Cold increases cell membrane permeability and makes the cell shrink, as water is drawn out when ice is formed in the extracellular matrix between cells. To retain the surface area of the cell membrane so it will be able to regain its former volume when temperature rises again, the plant forms more and stronger Hechtian strands. These are tubelike structures that connect the protoplast with the cell wall. When the intracellular water freezes, the cell will expand, and without cold hardening the cell would rupture. To protect the cell membrane from expansion induced damage, the plant cell changes the proportions of almost all lipids in the cell membrane, and increases the amount of total soluble protein and other cryoprotecting molecules, like sugar and proline.

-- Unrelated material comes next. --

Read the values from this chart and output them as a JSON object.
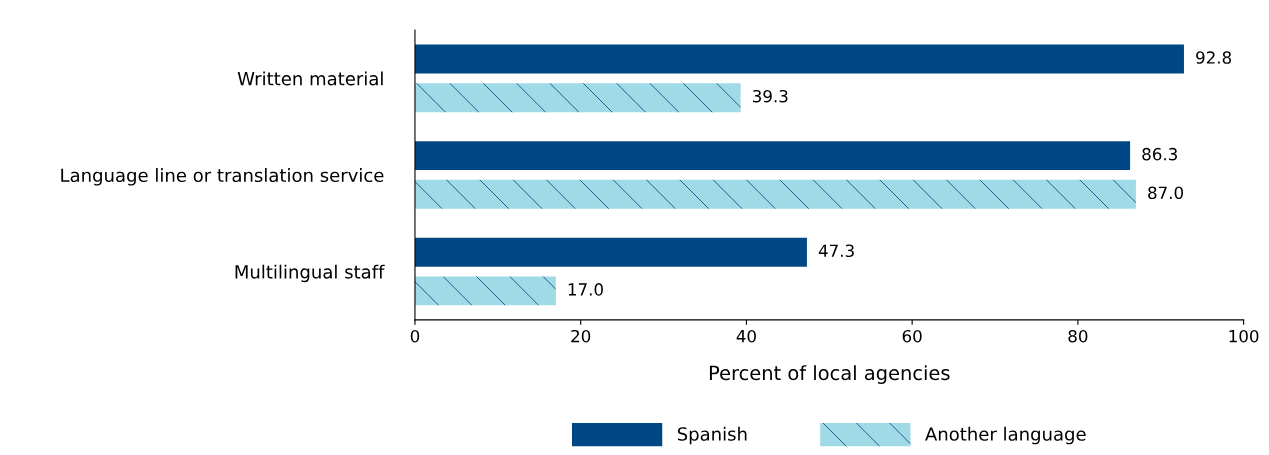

Chilling injury occurs at 0–10 degrees Celsius, as a result of membrane damage, metabolic changes, and toxic buildup. Symptoms include wilting, water soaking, necrosis, chlorosis, ion leakage, and decreased growth. Freezing injury may occur at temperatures below 0 degrees Celsius. Symptoms of extracellular freezing include structural damage, dehydration, and necrosis. If intracellular freezing occurs, it will lead to death. Freezing injury is a result of lost permeability, plasmolysis, and post-thaw cell bursting.
When spring comes, or during a mild spell in winter, plants de-harden, and if the temperature is warm for long enough – their growth resumes.
Cold hardening has also been observed in insects such as the elm leaf beetle and fruit fly. The insects use rapid hardening to protect against cold shock.